= Lurline Wailana McGregor =

American writer and filmmaker

Lurline Wailana McGregor is a writer, filmmaker, administrator and paddler from Hawaii.

McGregor's ancestors were Hawaiian, Chinese, and Scottish. She was named after the ocean liner , where her parents first met.

In 1986 McGregor joined the staff of Senator Daniel Inouye where she focused on Native American issues.

McGregor has been active in sailing and paddling since the 1990s. She filmed a documentary about her journey aboard the Hōkūleʻa, a double hulled voyaging canoe.

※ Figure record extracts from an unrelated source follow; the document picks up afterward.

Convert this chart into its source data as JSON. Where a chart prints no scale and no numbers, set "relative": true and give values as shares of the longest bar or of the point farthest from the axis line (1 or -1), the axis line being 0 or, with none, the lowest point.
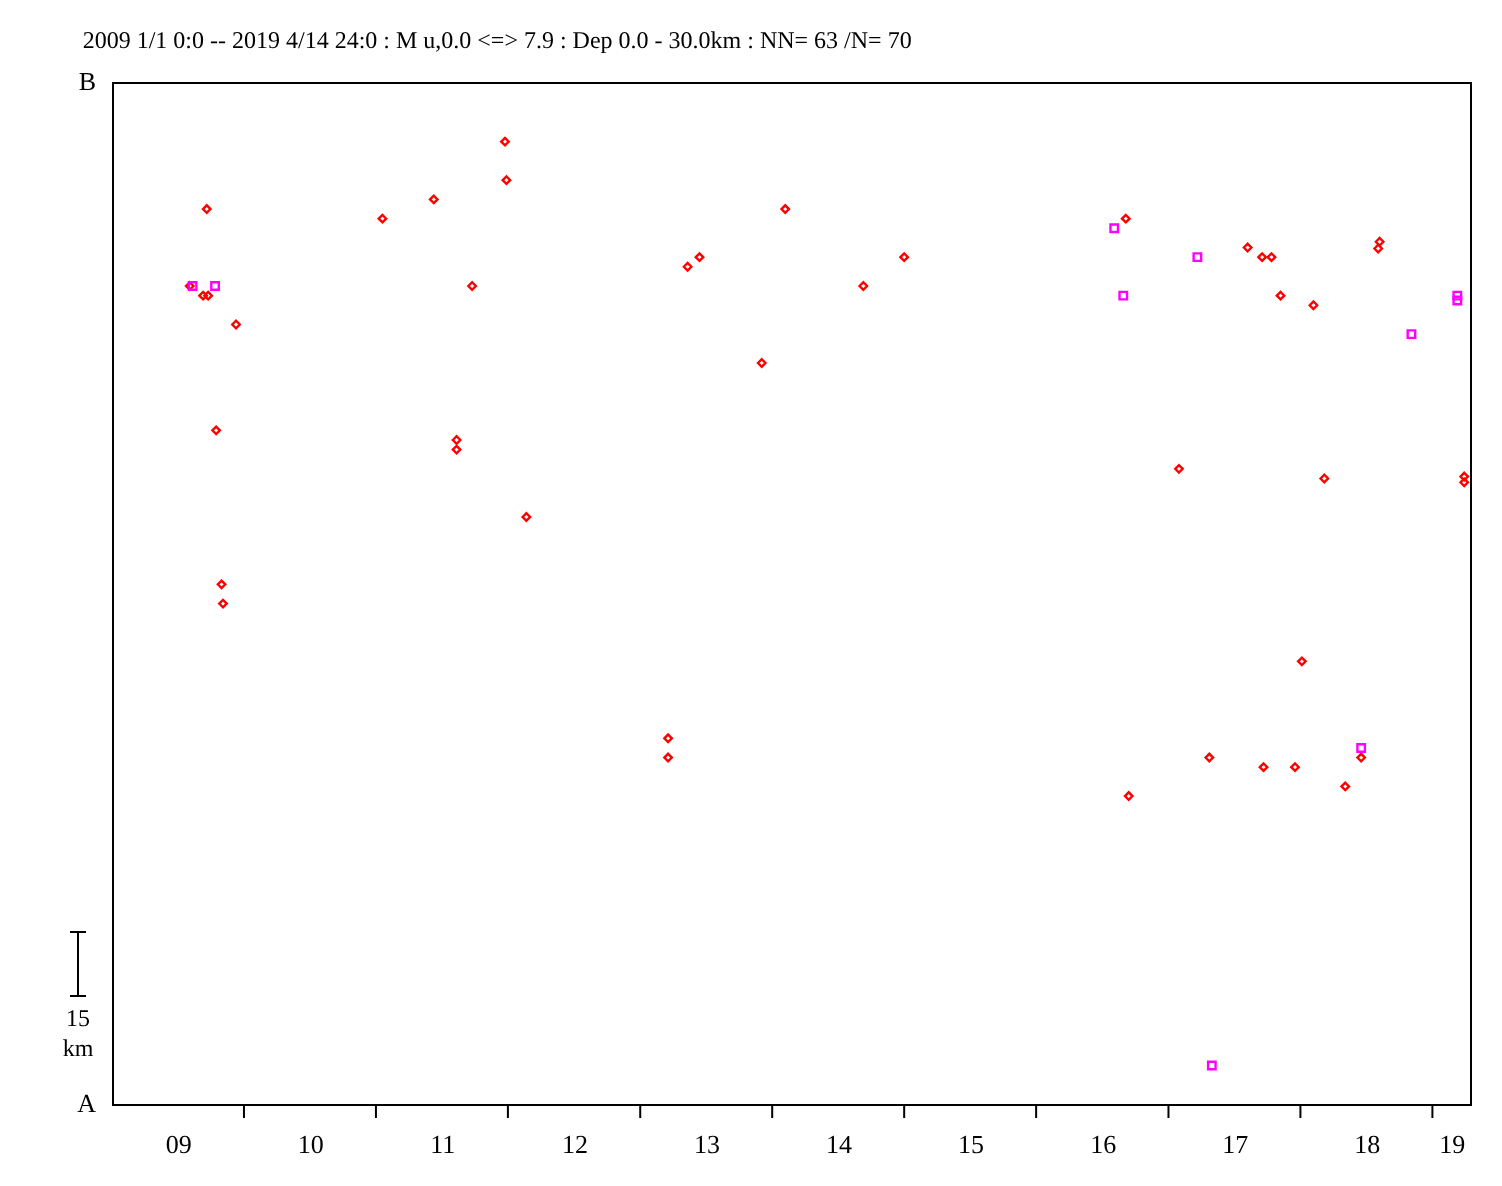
{
  "chart_data": {
    "type": "scatter",
    "title": "2009 1/1 0:0 -- 2019 4/14 24:0  : M u,0.0 <=> 7.9   : Dep 0.0 - 30.0km :  NN= 63 /N= 70",
    "annotations": [
      "15 km",
      "A",
      "B"
    ],
    "relative": true,
    "xlim": [
      "2009-01-01",
      "2019-04-15"
    ],
    "xticks": [
      {
        "value": "2009-07-02",
        "label": "09"
      },
      {
        "value": "2010-07-02",
        "label": "10"
      },
      {
        "value": "2011-07-02",
        "label": "11"
      },
      {
        "value": "2012-07-02",
        "label": "12"
      },
      {
        "value": "2013-07-02",
        "label": "13"
      },
      {
        "value": "2014-07-02",
        "label": "14"
      },
      {
        "value": "2015-07-02",
        "label": "15"
      },
      {
        "value": "2016-07-02",
        "label": "16"
      },
      {
        "value": "2017-07-02",
        "label": "17"
      },
      {
        "value": "2018-07-02",
        "label": "18"
      },
      {
        "value": "2019-02-22",
        "label": "19"
      },
      {
        "value": "2010-01-01",
        "label": null
      },
      {
        "value": "2011-01-01",
        "label": null
      },
      {
        "value": "2012-01-01",
        "label": null
      },
      {
        "value": "2013-01-01",
        "label": null
      },
      {
        "value": "2014-01-01",
        "label": null
      },
      {
        "value": "2015-01-01",
        "label": null
      },
      {
        "value": "2016-01-01",
        "label": null
      },
      {
        "value": "2017-01-01",
        "label": null
      },
      {
        "value": "2018-01-01",
        "label": null
      },
      {
        "value": "2019-01-01",
        "label": null
      }
    ],
    "marker": "diamond",
    "series": [
      {
        "color": "#ff0000",
        "x": [
          "2011-12-24",
          "2011-12-28",
          "2011-06-10",
          "2009-09-20",
          "2014-02-06",
          "2011-01-19",
          "2013-06-14",
          "2013-05-12",
          "2009-08-04",
          "2011-09-24",
          "2009-09-24",
          "2009-09-10",
          "2009-12-10",
          "2013-12-03",
          "2009-10-16",
          "2011-08-12",
          "2011-08-12",
          "2012-02-21",
          "2009-10-31",
          "2009-11-04",
          "2015-01-01",
          "2014-09-10",
          "2016-09-05",
          "2017-08-08",
          "2017-09-17",
          "2017-10-13",
          "2018-08-08",
          "2018-08-04",
          "2017-11-07",
          "2018-02-06",
          "2017-01-30",
          "2018-03-08",
          "2019-03-30",
          "2019-03-30",
          "2013-03-19",
          "2013-03-19",
          "2018-01-05",
          "2017-04-24",
          "2017-09-21",
          "2017-12-17",
          "2018-06-18",
          "2018-05-05",
          "2016-09-13"
        ],
        "values": [
          1.0,
          0.96,
          0.94,
          0.93,
          0.93,
          0.92,
          0.88,
          0.87,
          0.85,
          0.85,
          0.84,
          0.84,
          0.81,
          0.77,
          0.7,
          0.69,
          0.68,
          0.61,
          0.54,
          0.52,
          0.88,
          0.85,
          0.92,
          0.89,
          0.88,
          0.88,
          0.896,
          0.889,
          0.84,
          0.83,
          0.66,
          0.65,
          0.652,
          0.646,
          0.38,
          0.36,
          0.46,
          0.36,
          0.35,
          0.35,
          0.36,
          0.33,
          0.32
        ]
      },
      {
        "color": "#ff00ff",
        "marker": "square",
        "x": [
          "2009-10-13",
          "2009-08-12",
          "2016-08-04",
          "2017-03-22",
          "2016-08-29",
          "2019-03-11",
          "2019-03-11",
          "2018-11-04",
          "2018-06-18",
          "2017-05-01"
        ],
        "values": [
          0.85,
          0.85,
          0.91,
          0.88,
          0.84,
          0.84,
          0.835,
          0.8,
          0.37,
          0.04
        ]
      }
    ]
  }
}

The 58 minute film was shown at the 2001 Newport Beach Film Festival.

Later she was CEO and president of 'Ōlelo Community Television, a non-profit access-provider in O'ahu, where she helped establish NATV 53, a channel for native Hawaiian content.

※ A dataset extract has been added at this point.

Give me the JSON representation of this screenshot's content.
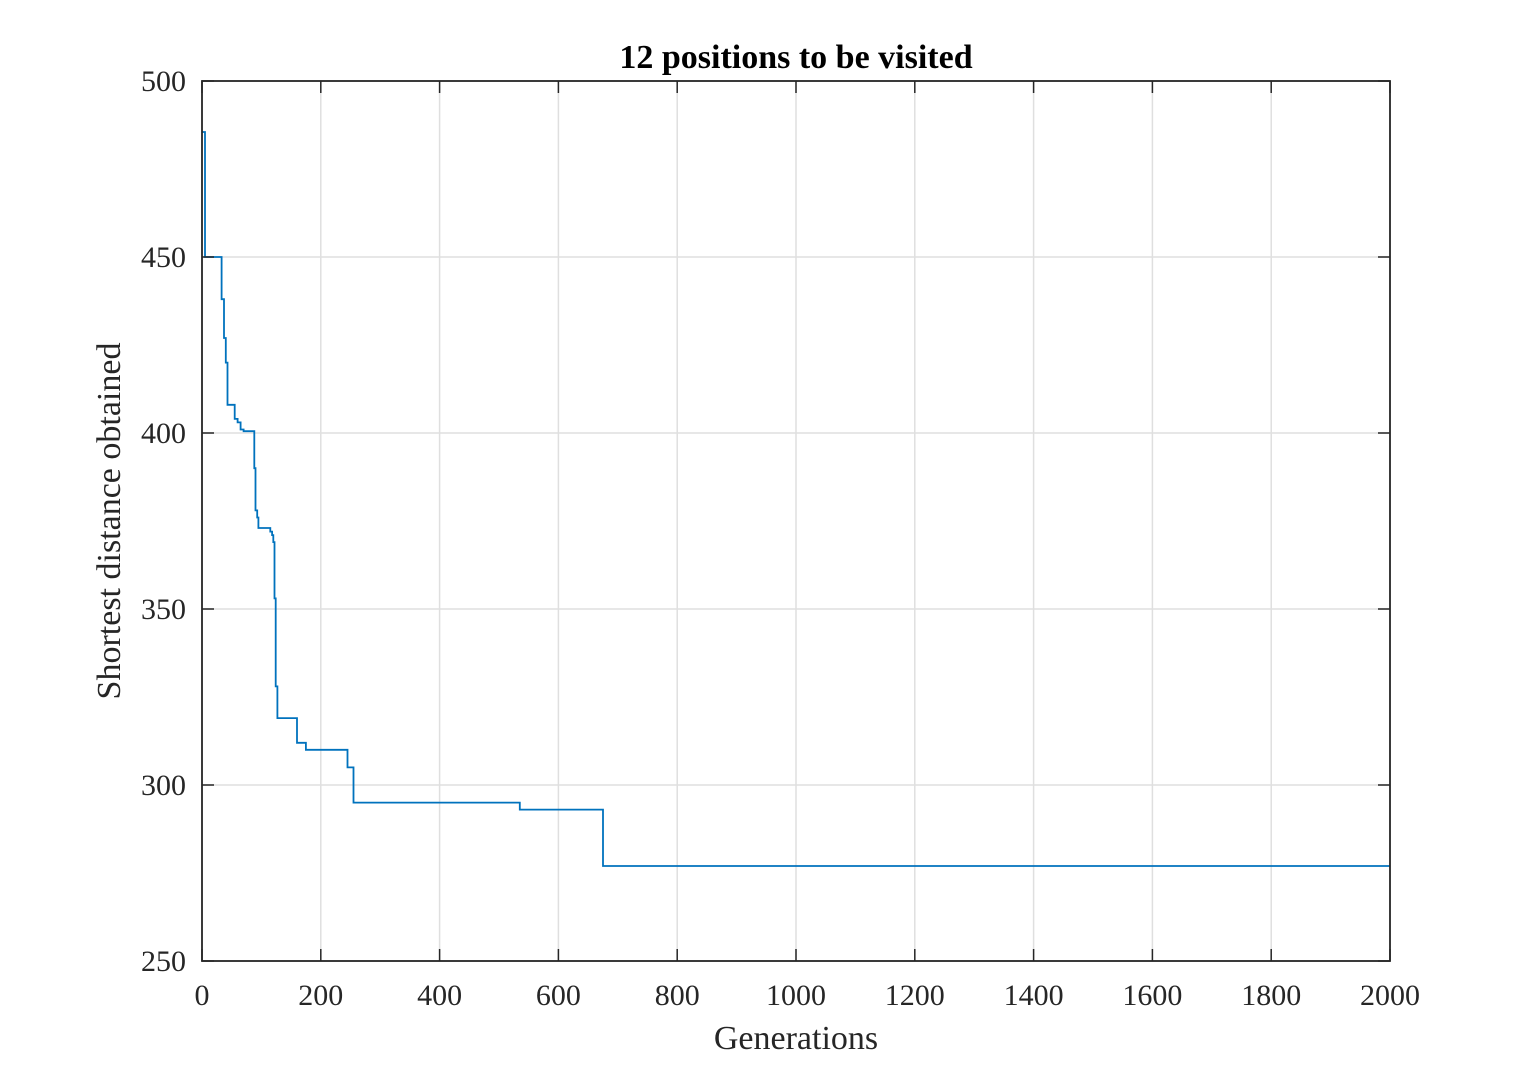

In 2008 she authored Between the Deep Blue Sea and Me. The hopeful novel was inspired by the New Zealand film Whale Rider and tells of a Hawaiian-born anthropologist forced to choose between her career on the mainland and her ancestral responsibilities. It deals with themes of activism, politics, and the Hawaiian sovereignty movement. Despite the adult protagonist, the novel appeals to young adult readers and won the 2010 American Indian Youth Literature Award for Best Young Adult Book.